Johnson and Shoeni examined the relation between low birth weight (LBW) and childhood family socioeconomic disadvantage and disease onset in adulthood.1 They report that LBW independently predicted asthma, hypertension, diabetes, and cardiovascular diseases by age 50 years. Disease prevalence was influenced also by childhood socioeconomic (SES) status. They conclude that these findings are consistent with the fetal origins hypothesis, which posits that adverse in utero influences increases the risk of disease later in life. We would like to stress the likely mediating effect of maternal smoking during pregnancy. In the study by Johnson and Shoeni, the smoking variable, parental smoking, increased disease risk in adulthood in univariate but not in multivariate analyses probably because it lacks specification (i.e., it did not distinguish which parent was a smoker and whether the mother smoked or not during her pregnancy).

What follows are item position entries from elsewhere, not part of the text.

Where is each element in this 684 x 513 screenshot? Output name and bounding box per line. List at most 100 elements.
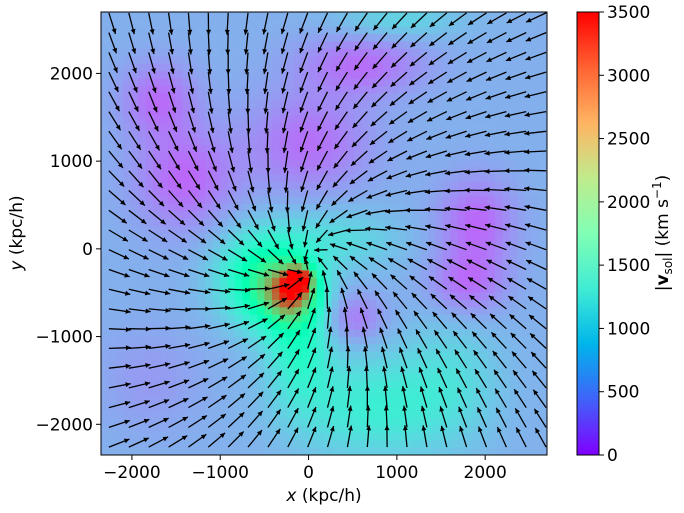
heatmap-cell: [197, 336, 206, 345]
quiver-arrow-head: [207, 69, 213, 75]
heatmap-cell: [472, 395, 481, 404]
heatmap-cell: [524, 373, 533, 382]
quiver-arrow-head: [311, 347, 317, 354]
heatmap-cell: [539, 255, 547, 264]
heatmap-cell: [398, 307, 407, 316]
heatmap-cell: [435, 425, 444, 434]
heatmap-cell: [160, 174, 169, 183]
heatmap-cell: [212, 240, 221, 249]
heatmap-cell: [249, 403, 258, 412]
heatmap-cell: [517, 41, 526, 50]
quiver-arrow-head: [217, 221, 223, 227]
heatmap-cell: [138, 299, 147, 308]
quiver-arrow-head: [485, 223, 491, 229]
quiver-arrow-head: [225, 305, 231, 311]
heatmap-cell: [435, 322, 444, 331]
heatmap-cell: [242, 159, 251, 168]
heatmap-cell: [413, 167, 422, 176]
heatmap-cell: [338, 410, 347, 419]
heatmap-cell: [301, 329, 310, 338]
heatmap-cell: [182, 167, 191, 176]
heatmap-cell: [390, 226, 399, 235]
heatmap-cell: [346, 85, 355, 94]
heatmap-cell: [331, 130, 340, 139]
heatmap-cell: [249, 41, 258, 50]
heatmap-cell: [487, 344, 496, 353]
heatmap-cell: [442, 144, 451, 153]
heatmap-cell: [383, 93, 392, 102]
heatmap-cell: [123, 425, 132, 434]
heatmap-cell: [257, 12, 266, 20]
heatmap-cell: [532, 447, 541, 455]
heatmap-cell: [190, 93, 199, 102]
heatmap-cell: [413, 418, 422, 427]
heatmap-cell: [428, 336, 437, 345]
quiver-arrow-head: [508, 296, 514, 302]
heatmap-cell: [383, 152, 392, 161]
heatmap-cell: [205, 233, 214, 242]
heatmap-cell: [368, 189, 377, 198]
heatmap-cell: [242, 233, 251, 242]
heatmap-cell: [383, 12, 392, 20]
heatmap-cell: [442, 425, 451, 434]
quiver-arrow-head: [409, 61, 416, 67]
heatmap-cell: [435, 447, 444, 455]
heatmap-cell: [338, 359, 347, 367]
quiver-arrow-head: [492, 350, 498, 357]
heatmap-cell: [338, 299, 347, 308]
heatmap-cell: [413, 432, 422, 441]
quiver-arrow-head: [264, 128, 269, 134]
heatmap-cell: [517, 344, 526, 353]
heatmap-cell: [487, 233, 496, 242]
quiver-arrow-head: [466, 95, 472, 101]
heatmap-cell: [465, 85, 474, 94]
heatmap-cell: [450, 381, 459, 390]
heatmap-cell: [138, 395, 147, 404]
heatmap-cell: [301, 189, 310, 198]
heatmap-cell: [405, 41, 414, 50]
heatmap-cell: [524, 122, 533, 131]
heatmap-cell: [413, 425, 422, 434]
heatmap-cell: [138, 211, 147, 220]
heatmap-cell: [450, 71, 459, 80]
heatmap-cell: [167, 181, 176, 190]
heatmap-cell: [138, 34, 147, 43]
heatmap-cell: [435, 56, 444, 65]
heatmap-cell: [420, 26, 429, 35]
quiver-arrow-head: [336, 65, 341, 72]
heatmap-cell: [138, 351, 147, 360]
colorbar-tick-label: 500: [607, 383, 639, 403]
heatmap-cell: [398, 48, 407, 57]
heatmap-cell: [286, 410, 295, 419]
heatmap-cell: [309, 107, 318, 116]
heatmap-cell: [294, 159, 303, 168]
heatmap-cell: [138, 263, 147, 272]
heatmap-cell: [524, 196, 533, 205]
heatmap-cell: [435, 78, 444, 87]
heatmap-cell: [405, 263, 414, 272]
heatmap-cell: [190, 277, 199, 286]
heatmap-cell: [219, 292, 228, 301]
heatmap-cell: [472, 12, 481, 20]
heatmap-cell: [175, 447, 184, 455]
heatmap-cell: [465, 285, 474, 294]
heatmap-cell: [502, 292, 511, 301]
heatmap-cell: [175, 299, 184, 308]
heatmap-cell: [509, 233, 518, 242]
heatmap-cell: [450, 307, 459, 316]
heatmap-cell: [487, 196, 496, 205]
heatmap-cell: [108, 26, 117, 35]
heatmap-cell: [405, 181, 414, 190]
heatmap-cell: [346, 41, 355, 50]
heatmap-cell: [524, 107, 533, 116]
heatmap-cell: [182, 440, 191, 449]
heatmap-cell: [101, 34, 110, 43]
quiver-arrow-head: [299, 146, 305, 153]
heatmap-cell: [502, 233, 511, 242]
heatmap-cell: [324, 447, 333, 455]
heatmap-cell: [472, 48, 481, 57]
heatmap-cell: [101, 211, 110, 220]
heatmap-cell: [123, 403, 132, 412]
heatmap-cell: [123, 248, 132, 257]
heatmap-cell: [123, 85, 132, 94]
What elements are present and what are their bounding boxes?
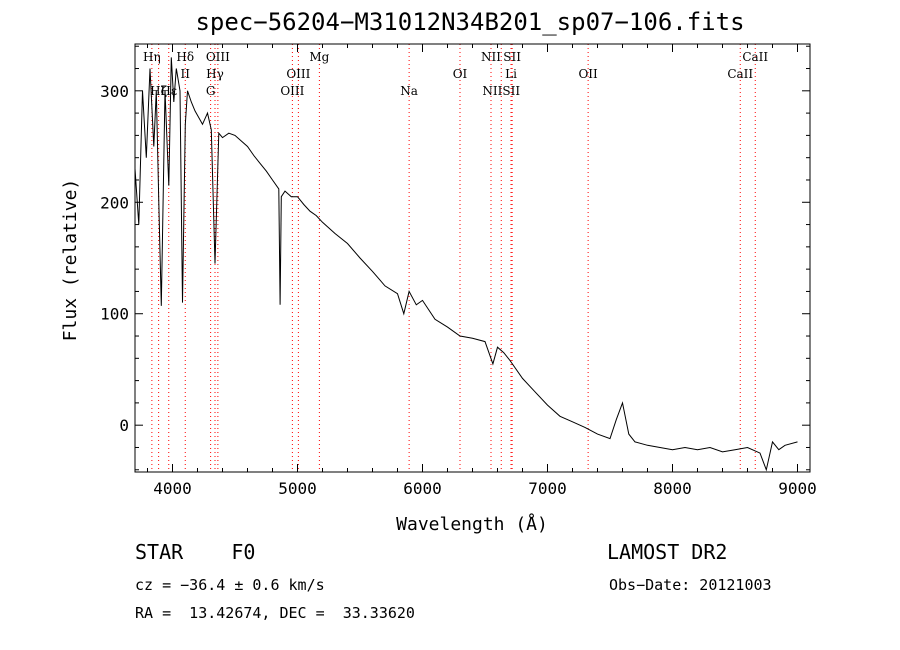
- spectral-line-label: Hζ: [150, 84, 167, 98]
- spectrum-line: [134, 57, 798, 472]
- y-tick-label: 100: [100, 305, 129, 324]
- spectral-line-label: Li: [505, 67, 517, 81]
- spectral-line-label: OII: [578, 67, 598, 81]
- spectral-line-label: NIISII: [482, 84, 520, 98]
- marker-lines: [151, 44, 756, 472]
- survey-name: LAMOST DR2: [607, 540, 728, 564]
- spectral-line-label: OIII: [280, 84, 304, 98]
- y-tick-label: 300: [100, 82, 129, 101]
- spectral-line-label: OIII: [206, 50, 230, 64]
- y-tick-label: 0: [119, 416, 129, 435]
- spectral-line-label: Hγ: [206, 67, 224, 81]
- y-axis-label: Flux (relative): [60, 179, 81, 342]
- spectral-line-label: Hδ: [176, 50, 194, 64]
- spectral-line-label: CaII: [742, 50, 768, 64]
- spectral-line-label: NII: [481, 50, 501, 64]
- y-axis: 0 100 200 300: [100, 45, 810, 471]
- chart-title: spec−56204−M31012N34B201_sp07−106.fits: [195, 8, 744, 36]
- spectral-line-label: OIII: [286, 67, 310, 81]
- x-axis: 4000 5000 6000 7000 8000 9000: [147, 44, 817, 498]
- spectral-line-label: Mg: [309, 50, 329, 64]
- y-tick-label: 200: [100, 193, 129, 212]
- object-class: STAR F0: [135, 540, 256, 564]
- spectral-line-label: SII: [503, 50, 521, 64]
- x-tick-label: 5000: [278, 479, 317, 498]
- x-tick-label: 4000: [153, 479, 192, 498]
- spectral-line-label: Hη: [143, 50, 161, 64]
- x-axis-label: Wavelength (Å): [396, 513, 548, 535]
- spectral-line-label: Na: [400, 84, 418, 98]
- x-tick-label: 6000: [403, 479, 442, 498]
- spectral-line-label: OI: [453, 67, 468, 81]
- spectral-line-label: II: [181, 67, 191, 81]
- plot-frame: [134, 43, 811, 473]
- redshift-cz: cz = −36.4 ± 0.6 km/s: [135, 576, 325, 594]
- observation-date: Obs−Date: 20121003: [609, 576, 772, 594]
- x-tick-label: 9000: [778, 479, 817, 498]
- spectral-line-label: G: [206, 84, 216, 98]
- spectral-line-label: CaII: [727, 67, 753, 81]
- x-tick-label: 8000: [653, 479, 692, 498]
- coordinates: RA = 13.42674, DEC = 33.33620: [135, 604, 415, 622]
- x-tick-label: 7000: [528, 479, 567, 498]
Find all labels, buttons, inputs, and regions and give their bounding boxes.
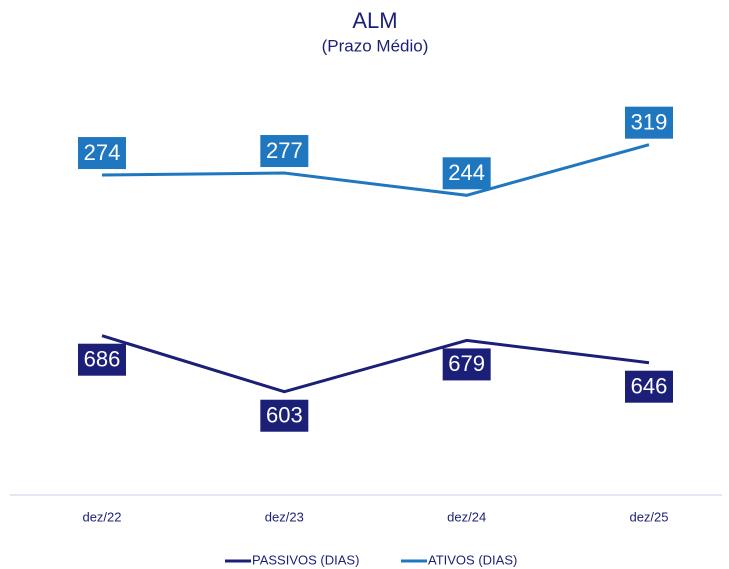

Maternal smoking during pregnancy is known to be associated with negative prenatal and birth consequences and LBW.2,3 Maternal smoking during pregnancy is an independent risk factor for obesity,4–6 type 2 diabetes mellitus,4 high blood pressure,7 and smoking,2 all known risk factors for cardiovascular disorders. Intrauterine exposure to maternal smoking is also associated with asthma even in offspring of nonsmoking mothers but who themselves were exposed in utero to maternal smoking,8 suggesting that smoking may induce genotoxicity. Moreover, maternal smoking during pregnancy dose-dependently increases the likelihood of psychiatric disorders and all cause mortality up to age 20 years.9 In addition, smoking, and in particular smoking during pregnancy, is known to be associated with low SES.10
Maternal smoking during pregnancy is the most important modifiable adverse fetal exposure risk.3 It is likely to mediate a significant part of the relation between LBW and disease onset in adulthood that was reported by Johnson and Schoeni.1 Full eradication of smoking among pregnant women may reduce the onset of several diseases in the next generation.